Bobby Fischer, or My Favorite Martian
My friend Robert who is the video/film cataloger for Univ. of Maryland libraries - a real librarian asked me to try to write about Bobby Fischer in the wake of Fischer's arrest in Tokyo last Friday/Thursday. Robert had a punk rock band in high school (Roanoke, VA), with some friends, named after Bobby Fischer. Named after? What was the name exactly. Dunno, That detail seems not to be in my notes, but I would have picked the Bobby Fischer five. Their encore song, of course, would be: "Breaking rocks in the hot sun, I fought the law and the law won! Bobby Fischer is Robert's obsession not mine, but as I'm the one with a scribble box...
Assignment accepted, but I allow myself a dissent in a future post from another observation he made at the start of the week. Also he has provided me with a short set of links to Fischer stuff on the web
My personal recollections of Bobby Fischer involve a car radio, a small black and white television. Various towns in the lower cape: Pocassett where my grandfather had a cottage, Woods Hole - a small annual garden show off a (very) small winding road, where we ran the car battery low listening to chess match commentary on the radio as my mother shopped for flowers. And somebody named Shelby Lyman. The Guardian story above mentions Lyman and describes his PBS show World Chess Championship, but they don't add his analysis catch phrase "but, and it is a big but..." After Reykjavik like most people I lost track of Fischer particulary when he declined to defend his championship passing it over to Anatoly Karpov.

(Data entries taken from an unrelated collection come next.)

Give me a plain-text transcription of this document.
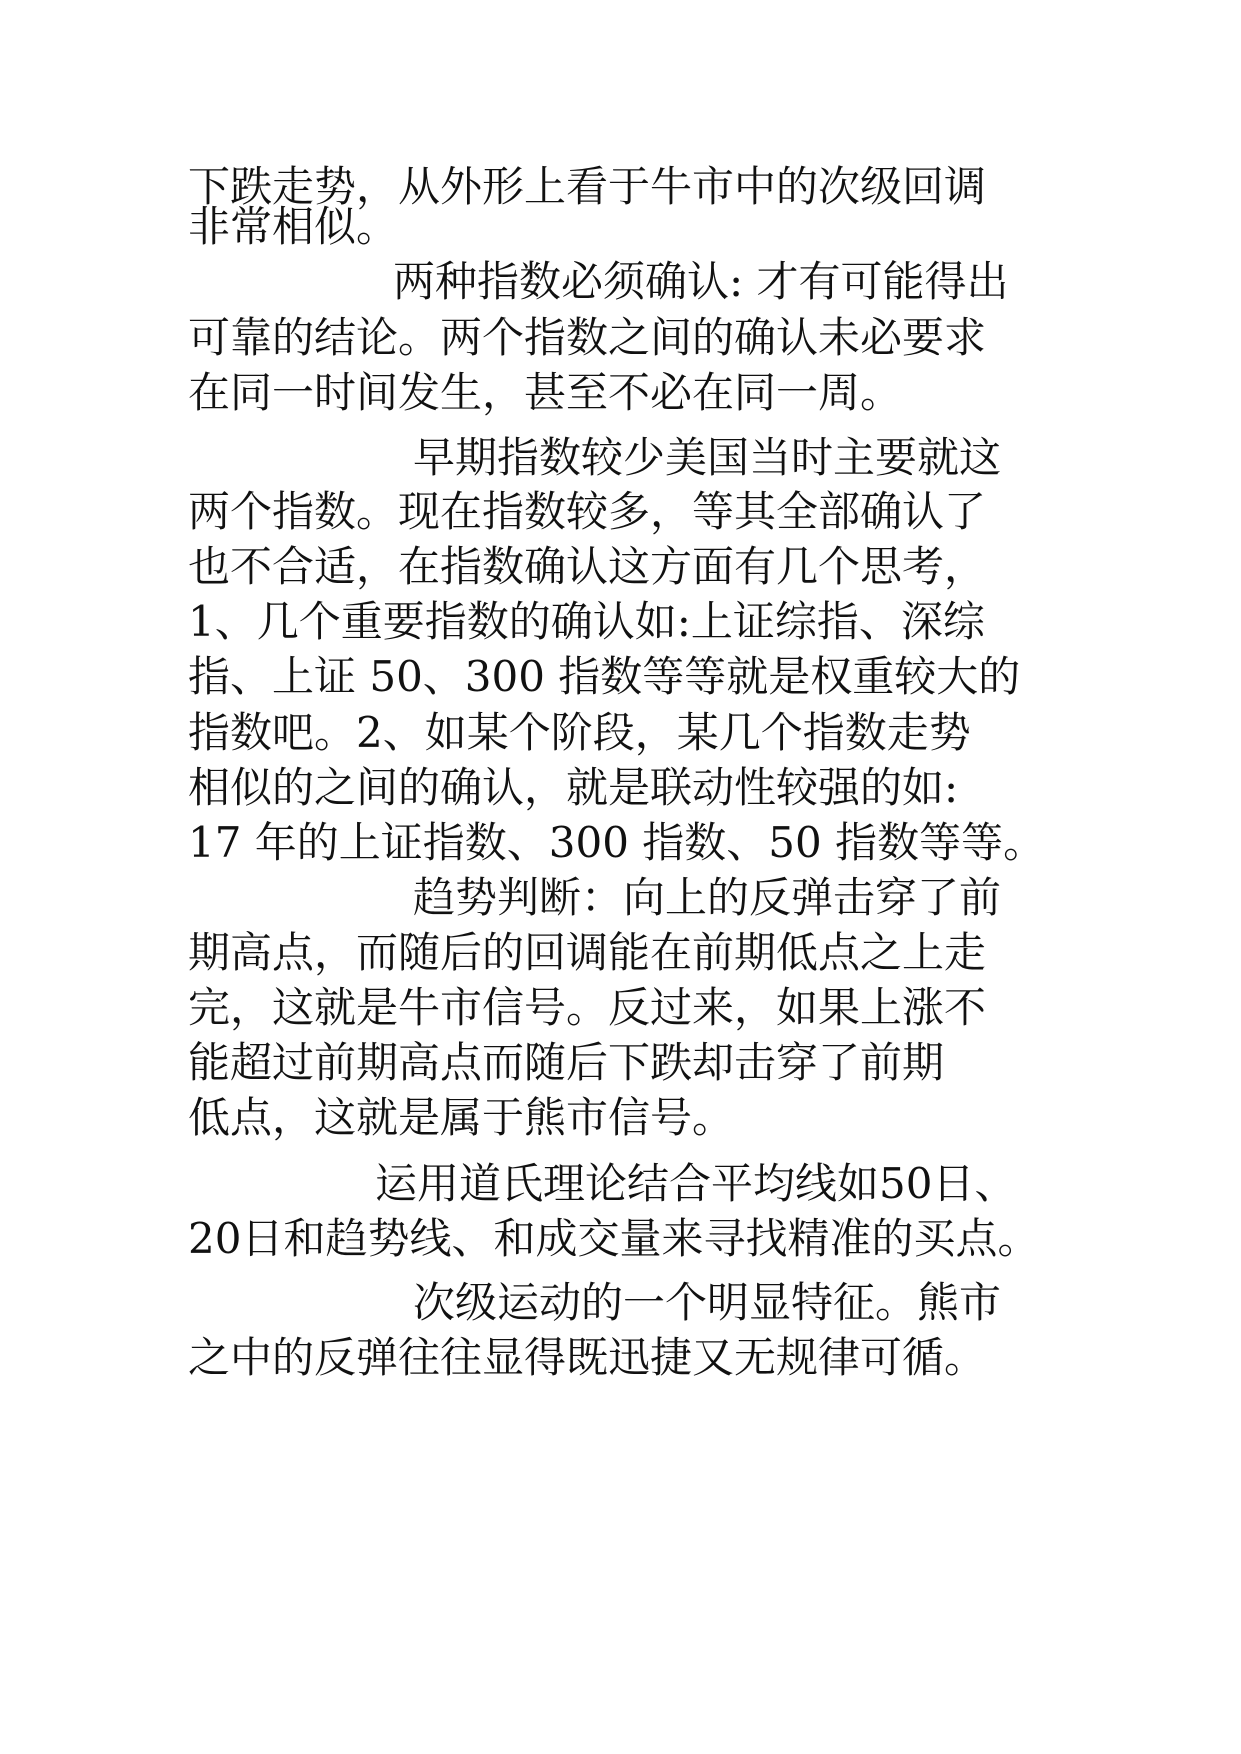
下跌走势，从外形上看于牛市中的次级回调
非常相似。
两种指数必须确认: 才有可能得出
可靠的结论。两个指数之间的确认未必要求
在同一时间发生，甚至不必在同一周。
早期指数较少美国当时主要就这
两个指数。现在指数较多，等其全部确认了
也不合适，在指数确认这方面有几个思考，
1、几个重要指数的确认如:上证综指、深综
指、上证 50、300 指数等等就是权重较大的
指数吧。2、如某个阶段，某几个指数走势
相似的之间的确认，就是联动性较强的如:
17 年的上证指数、300 指数、50 指数等等。
趋势判断：向上的反弹击穿了前
期高点，而随后的回调能在前期低点之上走
完，这就是牛市信号。反过来，如果上涨不
能超过前期高点而随后下跌却击穿了前期
低点，这就是属于熊市信号。
运用道氏理论结合平均线如50日、
20日和趋势线、和成交量来寻找精准的买点。
次级运动的一个明显特征。熊市
之中的反弹往往显得既迅捷又无规律可循。
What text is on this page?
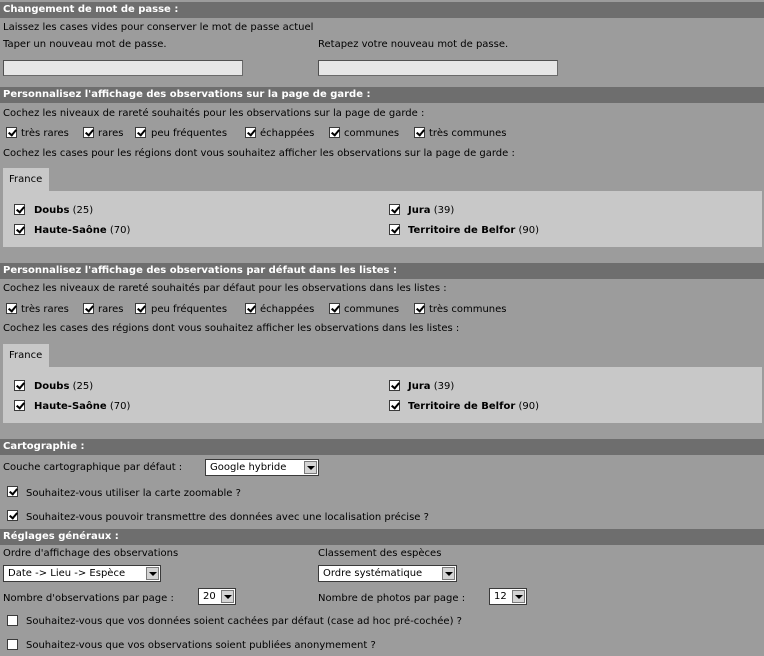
Changement de mot de passe :
Laissez les cases vides pour conserver le mot de passe actuel
Taper un nouveau mot de passe.	Retapez votre nouveau mot de passe.
Personnalisez l'affichage des observations sur la page de garde :
Cochez les niveaux de rareté souhaités pour les observations sur la page de garde :
très rares	rares	peu fréquentes	échappées	communes	très communes
Cochez les cases pour les régions dont vous souhaitez afficher les observations sur la page de garde :
France
Doubs (25)	Jura (39)
Haute-Saône (70)	Territoire de Belfor (90)
Personnalisez l'affichage des observations par défaut dans les listes :
Cochez les niveaux de rareté souhaités par défaut pour les observations dans les listes :
très rares	rares	peu fréquentes	échappées	communes	très communes
Cochez les cases des régions dont vous souhaitez afficher les observations dans les listes :
France
Doubs (25)	Jura (39)
Haute-Saône (70)	Territoire de Belfor (90)
Cartographie :
Couche cartographique par défaut :	Google hybride
Souhaitez-vous utiliser la carte zoomable ?
Souhaitez-vous pouvoir transmettre des données avec une localisation précise ?
Réglages généraux :
Ordre d'affichage des observations	Classement des espèces
Date -> Lieu -> Espèce	Ordre systématique
Nombre d'observations par page :	20	Nombre de photos par page :	12
Souhaitez-vous que vos données soient cachées par défaut (case ad hoc pré-cochée) ?
Souhaitez-vous que vos observations soient publiées anonymement ?
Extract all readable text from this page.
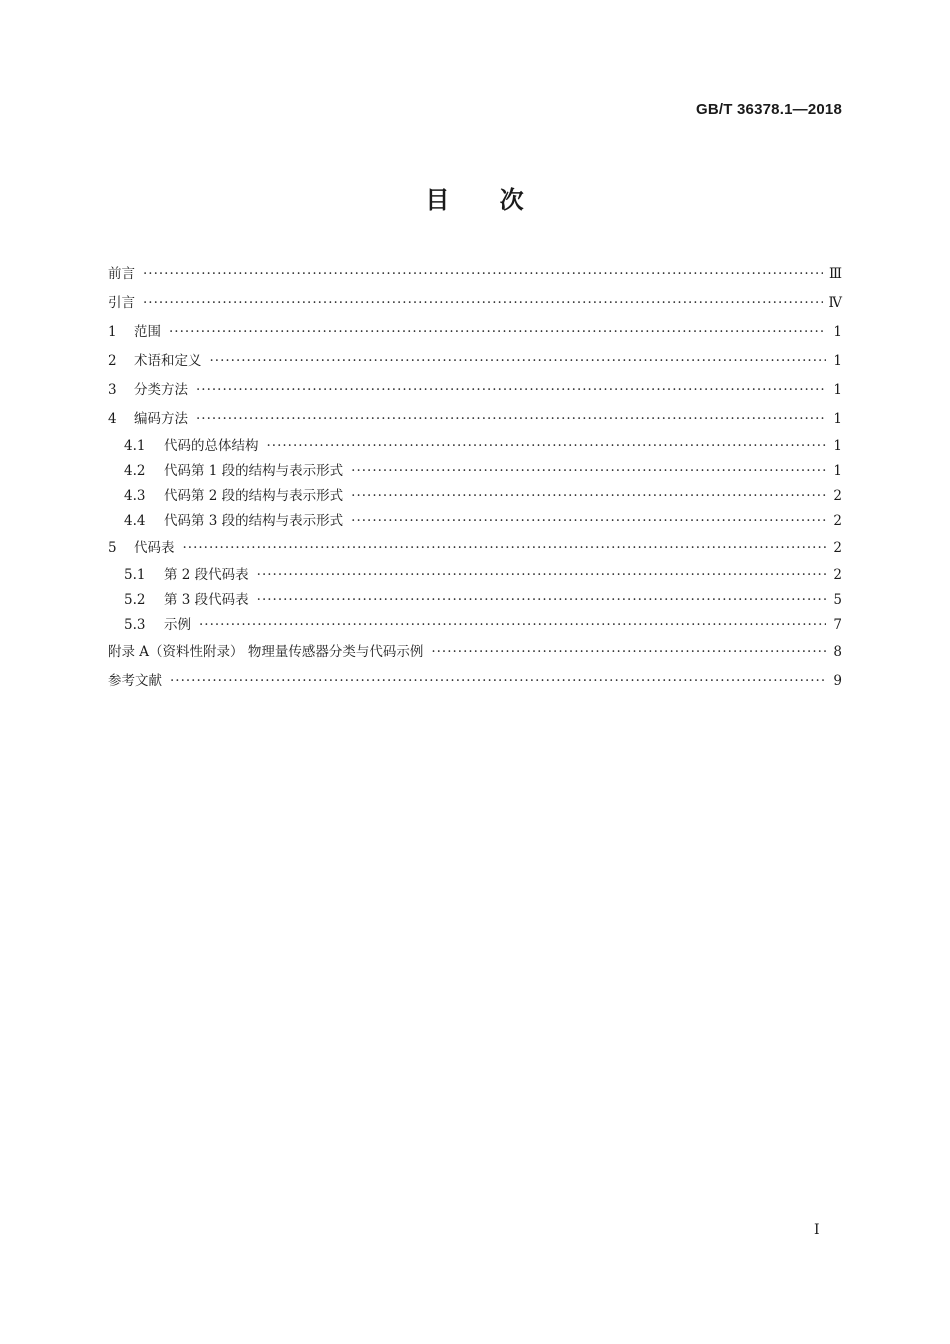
GB/T 36378.1—2018
目 次
前言 ·····	Ⅲ
引言 ·····	Ⅳ
1	范围 ·····	1
2	术语和定义 ·····	1
3	分类方法 ·····	1
4	编码方法 ·····	1
4.1	代码的总体结构 ·····	1
4.2	代码第 1 段的结构与表示形式 ·····	1
4.3	代码第 2 段的结构与表示形式 ·····	2
4.4	代码第 3 段的结构与表示形式 ·····	2
5	代码表 ·····	2
5.1	第 2 段代码表 ·····	2
5.2	第 3 段代码表 ·····	5
5.3	示例 ·····	7
附录 A（资料性附录） 物理量传感器分类与代码示例 ·····	8
参考文献 ·····	9
I
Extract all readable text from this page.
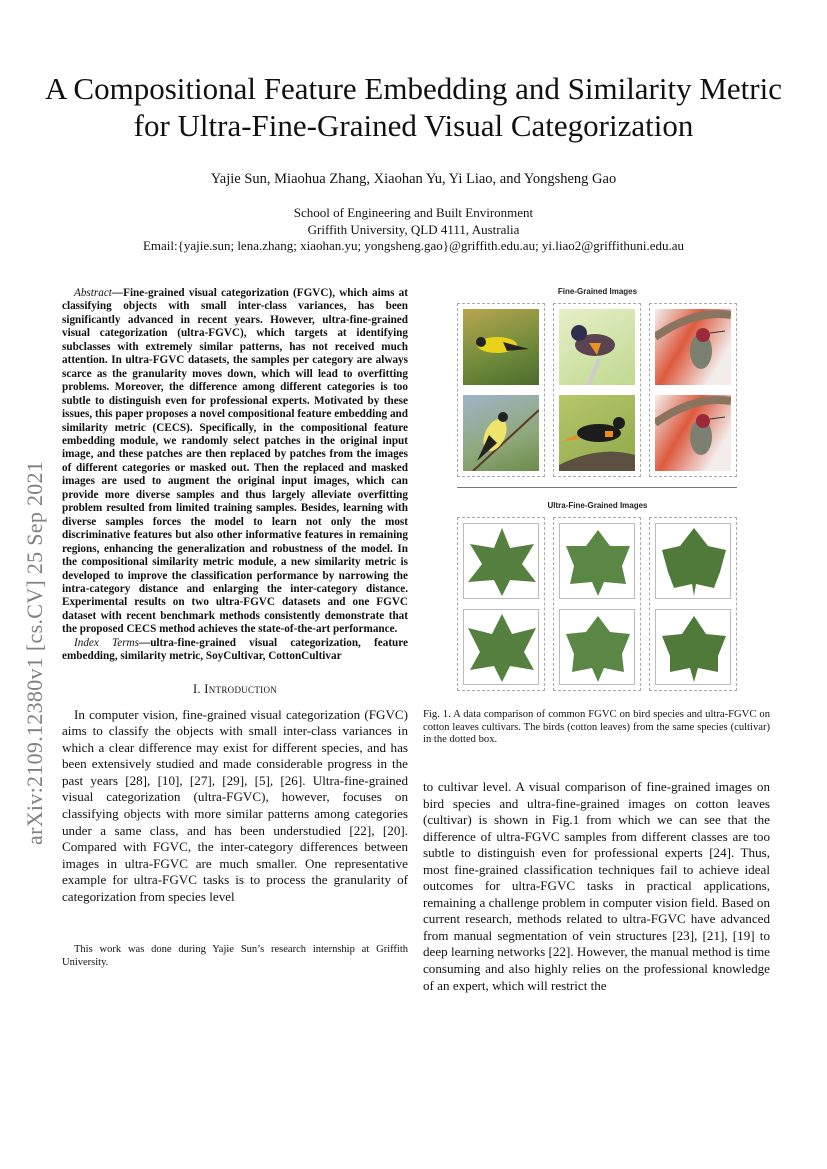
A Compositional Feature Embedding and Similarity Metric for Ultra-Fine-Grained Visual Categorization
Yajie Sun, Miaohua Zhang, Xiaohan Yu, Yi Liao, and Yongsheng Gao
School of Engineering and Built Environment
Griffith University, QLD 4111, Australia
Email:{yajie.sun; lena.zhang; xiaohan.yu; yongsheng.gao}@griffith.edu.au; yi.liao2@griffithuni.edu.au
arXiv:2109.12380v1 [cs.CV] 25 Sep 2021

Abstract—Fine-grained visual categorization (FGVC), which aims at classifying objects with small inter-class variances, has been significantly advanced in recent years. However, ultra-fine-grained visual categorization (ultra-FGVC), which targets at identifying subclasses with extremely similar patterns, has not received much attention. In ultra-FGVC datasets, the samples per category are always scarce as the granularity moves down, which will lead to overfitting problems. Moreover, the difference among different categories is too subtle to distinguish even for professional experts. Motivated by these issues, this paper proposes a novel compositional feature embedding and similarity metric (CECS). Specifically, in the compositional feature embedding module, we randomly select patches in the original input image, and these patches are then replaced by patches from the images of different categories or masked out. Then the replaced and masked images are used to augment the original input images, which can provide more diverse samples and thus largely alleviate overfitting problem resulted from limited training samples. Besides, learning with diverse samples forces the model to learn not only the most discriminative features but also other informative features in remaining regions, enhancing the generalization and robustness of the model. In the compositional similarity metric module, a new similarity metric is developed to improve the classification performance by narrowing the intra-category distance and enlarging the inter-category distance. Experimental results on two ultra-FGVC datasets and one FGVC dataset with recent benchmark methods consistently demonstrate that the proposed CECS method achieves the state-of-the-art performance.

Index Terms—ultra-fine-grained visual categorization, feature embedding, similarity metric, SoyCultivar, CottonCultivar

I. Introduction

In computer vision, fine-grained visual categorization (FGVC) aims to classify the objects with small inter-class variances in which a clear difference may exist for different species, and has been extensively studied and made considerable progress in the past years [28], [10], [27], [29], [5], [26]. Ultra-fine-grained visual categorization (ultra-FGVC), however, focuses on classifying objects with more similar patterns among categories under a same class, and has been understudied [22], [20]. Compared with FGVC, the inter-category differences between images in ultra-FGVC are much smaller. One representative example for ultra-FGVC tasks is to process the granularity of categorization from species level

This work was done during Yajie Sun’s research internship at Griffith University.
Fine-Grained Images
Ultra-Fine-Grained Images
Fig. 1. A data comparison of common FGVC on bird species and ultra-FGVC on cotton leaves cultivars. The birds (cotton leaves) from the same species (cultivar) in the dotted box.

to cultivar level. A visual comparison of fine-grained images on bird species and ultra-fine-grained images on cotton leaves (cultivar) is shown in Fig.1 from which we can see that the difference of ultra-FGVC samples from different classes are too subtle to distinguish even for professional experts [24]. Thus, most fine-grained classification techniques fail to achieve ideal outcomes for ultra-FGVC tasks in practical applications, remaining a challenge problem in computer vision field. Based on current research, methods related to ultra-FGVC have advanced from manual segmentation of vein structures [23], [21], [19] to deep learning networks [22]. However, the manual method is time consuming and also highly relies on the professional knowledge of an expert, which will restrict the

Robert figured it was a true mystery were Fischer had dropped out of the world to. Sad, but in a damaged romantic sort of way (Roberts theory on Fischer is that when he dropped out of highschool to devote himself to chess and his mother and sister moved out of the apartment, he was able to indulge intoxicatingly in a adolescent fixation and never broke free). Turns out he has been holed up in the Philippines, since the Yugoslavian match. The 17 radio interviews he's given for a Baguio radio station were sort of a clue. Baguio! If only I could drop out the world to Baguio, twist my arm.
I never played chess much, only when people forced me, because they figured they could beat me. It was nice the rare occaisions when they were wrong and I beat them, but not that nice.
A couple of years ago I saw in a childrens' games catalog a chess version called Quick Chess with 10 pieces per side and 30 squares to the board. I placed a cardboard mask over a chess set I have and figured out what the general rules would have to be and have played a game with my niece. This game is fun and is as much chess as I need.
As Jonathan Richman has previously observed "Pablo Picasso never got called an asshole - not like me", and not like Bobby Fischer.